Motor lain mengejar kecepatan. Vespa mengejar kenangan. Motor lain kalau gas ditarik ingin segera sampai. Vespa kadang baru jalan setelah diajak bicara baik-baik.
Tapi justru karena itulah Vespa punya keluarga. Bukan keluarga karena hubungan darah. Bukan pula karena satu alamat rumah.
Baca Juga:UMB Bangun Mitra Vokasi Unggulan Bersama Industri, Fasilitasi Siswa SMK dan Mahasiswa untuk BekerjaAngklung Pelajar SDN 1 Rahayu Tasikmalaya Mewarnai Peringatan Kemerdekaan Sambil DilestarikanÂ
Keluarga itu bernama komunitas. Dalam rangka memeriahkan HUT Kemerdekaan Republik Indonesia, empat komunitas Vespa di Tasikmalaya berkumpul dalam acara Camping Ceria di Bukit Nangreu, Galunggung pada Sabtu Malam 29 Agustus 2026.
Temanya sederhana, tetapi dalam: Satu Vespa, Satu Tujuan dan Satu Keluarga. Empat komunitas itu adalah Baraya Scooter Tasikmalaya, Manonjaya Vespa, Scooter Tasikmalaya Club, dan Vespa Freedom Club Indonesia.
Kalau dipikir-pikir, temanya memang agak berbahaya. Satu Vespa belum tentu satu merek pikiran. Satu tujuan belum tentu satu jalan. Tetapi kalau sudah merasa satu keluarga, jalan yang berbeda tidak lagi menjadi masalah.
Vespa pun berangkat. Bukan untuk balapan. Karena kalau balapan, mungkin panitianya harus menyediakan waktu sampai besok pagi.
Berangkat dari Makam Pahlawan Sabtu pukul 11.00, para peserta berkumpul di titik kumpul Makam Pahlawan. Tempat yang tepat untuk memulai perjalanan kemerdekaan.
Sebab sebelum menikmati kemerdekaan, orang harus ingat siapa yang memperjuangkannya.
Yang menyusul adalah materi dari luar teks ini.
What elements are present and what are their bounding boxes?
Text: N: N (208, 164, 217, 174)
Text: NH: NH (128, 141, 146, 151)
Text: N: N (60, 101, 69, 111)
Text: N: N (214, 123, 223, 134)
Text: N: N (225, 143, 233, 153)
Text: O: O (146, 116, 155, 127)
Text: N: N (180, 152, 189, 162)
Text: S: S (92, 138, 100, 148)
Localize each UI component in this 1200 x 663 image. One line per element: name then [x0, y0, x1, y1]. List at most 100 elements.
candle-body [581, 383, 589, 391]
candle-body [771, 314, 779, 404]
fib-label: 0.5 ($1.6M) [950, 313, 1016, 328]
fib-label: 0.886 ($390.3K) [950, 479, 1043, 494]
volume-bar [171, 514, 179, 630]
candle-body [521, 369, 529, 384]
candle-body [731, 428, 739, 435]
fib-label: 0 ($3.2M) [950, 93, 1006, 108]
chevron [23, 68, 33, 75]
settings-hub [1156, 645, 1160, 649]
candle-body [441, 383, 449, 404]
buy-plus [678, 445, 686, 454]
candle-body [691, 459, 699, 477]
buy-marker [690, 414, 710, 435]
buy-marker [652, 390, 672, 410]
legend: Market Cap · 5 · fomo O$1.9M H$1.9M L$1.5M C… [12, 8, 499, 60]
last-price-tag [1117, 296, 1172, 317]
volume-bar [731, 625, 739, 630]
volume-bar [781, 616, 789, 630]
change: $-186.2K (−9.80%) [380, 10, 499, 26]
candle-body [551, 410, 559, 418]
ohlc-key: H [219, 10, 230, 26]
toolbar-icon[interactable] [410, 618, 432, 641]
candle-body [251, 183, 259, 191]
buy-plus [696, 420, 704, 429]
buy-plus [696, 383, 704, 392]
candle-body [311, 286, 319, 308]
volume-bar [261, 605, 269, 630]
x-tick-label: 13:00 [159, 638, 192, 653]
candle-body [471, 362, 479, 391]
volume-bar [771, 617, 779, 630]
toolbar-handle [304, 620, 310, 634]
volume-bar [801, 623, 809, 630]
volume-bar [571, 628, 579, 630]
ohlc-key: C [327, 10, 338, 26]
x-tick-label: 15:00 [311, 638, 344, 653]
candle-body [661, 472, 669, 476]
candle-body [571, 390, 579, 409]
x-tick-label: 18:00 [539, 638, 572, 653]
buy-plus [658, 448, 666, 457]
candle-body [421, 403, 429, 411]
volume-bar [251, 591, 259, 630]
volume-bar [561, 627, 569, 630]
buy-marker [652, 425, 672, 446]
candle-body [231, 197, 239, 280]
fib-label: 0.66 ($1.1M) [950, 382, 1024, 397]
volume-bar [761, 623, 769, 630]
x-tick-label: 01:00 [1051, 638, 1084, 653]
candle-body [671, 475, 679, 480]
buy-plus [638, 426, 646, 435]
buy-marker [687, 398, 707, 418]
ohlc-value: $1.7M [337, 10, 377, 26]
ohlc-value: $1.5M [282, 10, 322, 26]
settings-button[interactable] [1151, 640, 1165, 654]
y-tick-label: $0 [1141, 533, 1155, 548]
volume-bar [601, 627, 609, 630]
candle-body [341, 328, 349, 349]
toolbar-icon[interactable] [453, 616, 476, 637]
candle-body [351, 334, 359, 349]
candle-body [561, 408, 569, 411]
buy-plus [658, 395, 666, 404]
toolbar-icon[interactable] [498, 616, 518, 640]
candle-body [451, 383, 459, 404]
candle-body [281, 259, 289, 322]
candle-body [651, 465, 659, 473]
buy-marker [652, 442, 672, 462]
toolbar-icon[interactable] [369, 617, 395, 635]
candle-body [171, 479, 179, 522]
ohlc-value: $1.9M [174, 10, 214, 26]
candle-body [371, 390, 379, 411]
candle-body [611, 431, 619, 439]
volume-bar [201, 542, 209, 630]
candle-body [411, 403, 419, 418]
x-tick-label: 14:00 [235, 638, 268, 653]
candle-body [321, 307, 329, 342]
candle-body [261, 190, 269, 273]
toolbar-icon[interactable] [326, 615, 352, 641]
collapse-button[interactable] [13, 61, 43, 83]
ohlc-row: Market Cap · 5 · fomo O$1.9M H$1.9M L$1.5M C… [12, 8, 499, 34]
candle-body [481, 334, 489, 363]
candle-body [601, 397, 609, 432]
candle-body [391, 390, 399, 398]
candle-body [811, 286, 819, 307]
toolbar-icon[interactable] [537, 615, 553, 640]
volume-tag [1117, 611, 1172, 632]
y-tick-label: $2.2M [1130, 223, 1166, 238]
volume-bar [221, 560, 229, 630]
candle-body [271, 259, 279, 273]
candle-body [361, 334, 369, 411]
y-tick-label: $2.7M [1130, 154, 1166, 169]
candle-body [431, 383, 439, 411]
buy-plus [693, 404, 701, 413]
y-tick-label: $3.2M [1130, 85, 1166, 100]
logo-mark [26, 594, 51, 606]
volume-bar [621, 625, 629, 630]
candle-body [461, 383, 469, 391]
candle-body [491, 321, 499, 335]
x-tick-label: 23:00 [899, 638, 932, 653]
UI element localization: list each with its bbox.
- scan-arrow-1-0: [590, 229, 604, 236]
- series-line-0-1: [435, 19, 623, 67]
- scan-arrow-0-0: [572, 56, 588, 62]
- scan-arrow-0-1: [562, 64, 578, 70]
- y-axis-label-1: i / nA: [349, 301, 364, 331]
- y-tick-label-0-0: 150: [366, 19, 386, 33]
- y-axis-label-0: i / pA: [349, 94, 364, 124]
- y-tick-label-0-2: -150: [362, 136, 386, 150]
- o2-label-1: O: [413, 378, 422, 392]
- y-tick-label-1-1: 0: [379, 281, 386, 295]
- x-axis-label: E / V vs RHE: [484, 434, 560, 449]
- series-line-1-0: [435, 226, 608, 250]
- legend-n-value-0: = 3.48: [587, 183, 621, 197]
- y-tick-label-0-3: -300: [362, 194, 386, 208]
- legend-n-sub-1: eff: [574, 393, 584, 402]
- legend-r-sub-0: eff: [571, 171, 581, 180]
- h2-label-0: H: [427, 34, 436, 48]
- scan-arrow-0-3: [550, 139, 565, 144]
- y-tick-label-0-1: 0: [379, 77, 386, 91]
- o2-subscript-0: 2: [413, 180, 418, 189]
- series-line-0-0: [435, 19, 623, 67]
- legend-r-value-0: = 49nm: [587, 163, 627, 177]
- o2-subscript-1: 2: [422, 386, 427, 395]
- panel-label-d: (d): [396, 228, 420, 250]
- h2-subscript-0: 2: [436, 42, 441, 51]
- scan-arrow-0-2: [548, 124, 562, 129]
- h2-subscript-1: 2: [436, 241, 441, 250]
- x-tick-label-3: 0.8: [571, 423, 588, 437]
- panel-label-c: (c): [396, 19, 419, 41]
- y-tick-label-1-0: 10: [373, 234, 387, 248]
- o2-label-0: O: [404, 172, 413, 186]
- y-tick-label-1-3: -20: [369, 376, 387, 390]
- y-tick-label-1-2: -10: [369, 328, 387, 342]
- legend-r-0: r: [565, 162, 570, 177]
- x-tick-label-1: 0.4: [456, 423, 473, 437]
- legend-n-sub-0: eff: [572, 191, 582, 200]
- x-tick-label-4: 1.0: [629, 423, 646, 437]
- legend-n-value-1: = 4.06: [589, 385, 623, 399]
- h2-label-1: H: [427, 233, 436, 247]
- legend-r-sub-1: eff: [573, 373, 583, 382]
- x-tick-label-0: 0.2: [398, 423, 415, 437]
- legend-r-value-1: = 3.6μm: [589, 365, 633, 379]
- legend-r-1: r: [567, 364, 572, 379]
Dari sana, pukul 12.30, rombongan berangkat menuju Bukit Nangreu.
Vespa-Vespa berjalan menuju Galunggung. Ada yang mesinnya halus. Ada yang suaranya agak keras. Ada pula yang mungkin perlu diyakinkan terlebih dahulu bahwa perjalanan kali ini memang serius.
Baca Juga:Pasar Cikurubuk Tasikmalaya Punya 20 Hektare, Berpeluang Jadi Pusat Distribusi Priangan TimurPengemudi Ojol di Tasikmalaya Dijerat Tali Saat Antar Penumpang, Motor Gagal Dirampas
Tetapi begitulah Vespa. Kalau semuanya sempurna, mungkin namanya bukan Vespa. Sebab dalam kehidupan, yang membuat perjalanan menarik bukan kendaraan yang selalu sehat.
Tetapi teman yang selalu siap membantu ketika kendaraan sedang sakit. Sesampainya di lokasi, pukul 15.00 hingga 17.30, kegiatan dilanjutkan dengan persiapan berbagai perlombaan antarklub.
Di sini persaudaraan diuji dengan cara yang sehat. Teman menjadi lawan. Lawan menjadi teman lagi. Yang kalah tertawa. Yang menang lebih banyak tertawa. Dan yang paling penting, tidak ada yang membawa kekalahan pulang ke rumah.